Nos experts ne veulent pas pour autant ignorer les moyens informatiques. «Ce serait totalement faux, précise Luigi Moro. Il s’agit plutôt de les utiliser correctement, de manière active et intelligente et de trouver le bon équilibre pour en faire un outil stimulant».

«Le défi, pour les enseignants, c’est de connaître ces moyens, de savoir les utiliser et de réussir à faire comprendre aux élèves que le temps passé en classe sur un ordinateur sert à faire autre chose que ce qu’on peut y faire hors de l’école. Ils doivent aussi comprendre que l’habileté manuelle reste indispensable pour donner forme à un projet, même avec les techniques actuelles», précise Cristiana Canonica Manz.

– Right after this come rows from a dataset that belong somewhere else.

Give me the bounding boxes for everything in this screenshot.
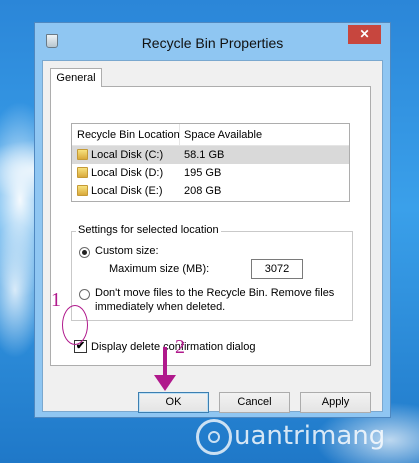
tab-panel-general: Recycle Bin Location Space Available Loc… <box>50 86 371 366</box>
recycle-bin-properties-window: Recycle Bin Properties ✕ General Recycle… <box>34 22 391 418</box>
max-size-label: Maximum size (MB): <box>109 263 210 275</box>
list-item-drive-c[interactable]: Local Disk (C:) 58.1 GB <box>72 146 349 164</box>
pointer-arrow-icon <box>154 347 176 391</box>
max-size-input[interactable] <box>251 259 303 279</box>
settings-group-label: Settings for selected location <box>76 224 221 236</box>
window-title: Recycle Bin Properties <box>141 35 284 51</box>
dont-move-files-label-cont[interactable]: immediately when deleted. <box>95 301 225 313</box>
list-item-space: 208 GB <box>184 185 222 197</box>
drive-folder-icon <box>77 185 88 196</box>
list-header: Recycle Bin Location Space Available <box>72 124 349 146</box>
drive-folder-icon <box>77 167 88 178</box>
drive-folder-icon <box>77 149 88 160</box>
list-item-drive-d[interactable]: Local Disk (D:) 195 GB <box>72 164 349 182</box>
watermark-text: uantrimang <box>234 421 386 451</box>
list-item-space: 58.1 GB <box>184 149 225 161</box>
dont-move-files-label[interactable]: Don't move files to the Recycle Bin. Rem… <box>95 287 334 299</box>
column-header-location[interactable]: Recycle Bin Location <box>77 129 180 141</box>
ok-button[interactable]: OK <box>138 392 209 413</box>
dont-move-files-radio[interactable] <box>79 289 90 300</box>
list-item-location: Local Disk (D:) <box>91 167 164 179</box>
custom-size-radio[interactable] <box>79 247 90 258</box>
close-icon: ✕ <box>359 27 370 41</box>
list-item-space: 195 GB <box>184 167 222 179</box>
dialog-body: General Recycle Bin Location Space Avail… <box>42 60 383 412</box>
location-list[interactable]: Recycle Bin Location Space Available Loc… <box>71 123 350 202</box>
column-header-space[interactable]: Space Available <box>184 129 262 141</box>
step-1-label: 1 <box>51 289 61 311</box>
close-button[interactable]: ✕ <box>348 25 381 44</box>
watermark-logo-icon <box>196 419 232 455</box>
column-divider[interactable] <box>179 124 180 145</box>
custom-size-label[interactable]: Custom size: <box>95 245 159 257</box>
list-item-location: Local Disk (C:) <box>91 149 164 161</box>
title-bar[interactable]: Recycle Bin Properties ✕ <box>35 23 390 53</box>
cancel-button[interactable]: Cancel <box>219 392 290 413</box>
apply-button[interactable]: Apply <box>300 392 371 413</box>
tab-general[interactable]: General <box>50 68 102 87</box>
watermark: uantrimang <box>196 415 406 459</box>
step-1-highlight-circle <box>62 305 88 345</box>
list-item-location: Local Disk (E:) <box>91 185 163 197</box>
list-item-drive-e[interactable]: Local Disk (E:) 208 GB <box>72 182 349 200</box>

Les réformes scolaires des dernières années et celle qui se prépare au titre de l’harmonisation ont été marquées par une reconnaissance explicite de la valeur de la formation manuelle. Luigi Moro ne peut que s’en réjouir, d’autant que les possibilités de faire des expériences manuelles sont de plus en plus rares, dans une société qui va dans la direction inverse. L’école doit donc offrir aux élèves l’espace, le temps et les instruments pour faire ces expériences. «Sinon, ils deviendront des citoyens incomplets, qui n’auront pas eu la possibilité d’explorer ce type d’intelligence», avertit le professeur.

Sans oublier que l’école doit fournir les bases minimales à tous les enfants, qu’ils se dirigent par la suite vers une formation académique ou qu’ils choisissent une profession liée aux arts visuels ou aux arts plastiques.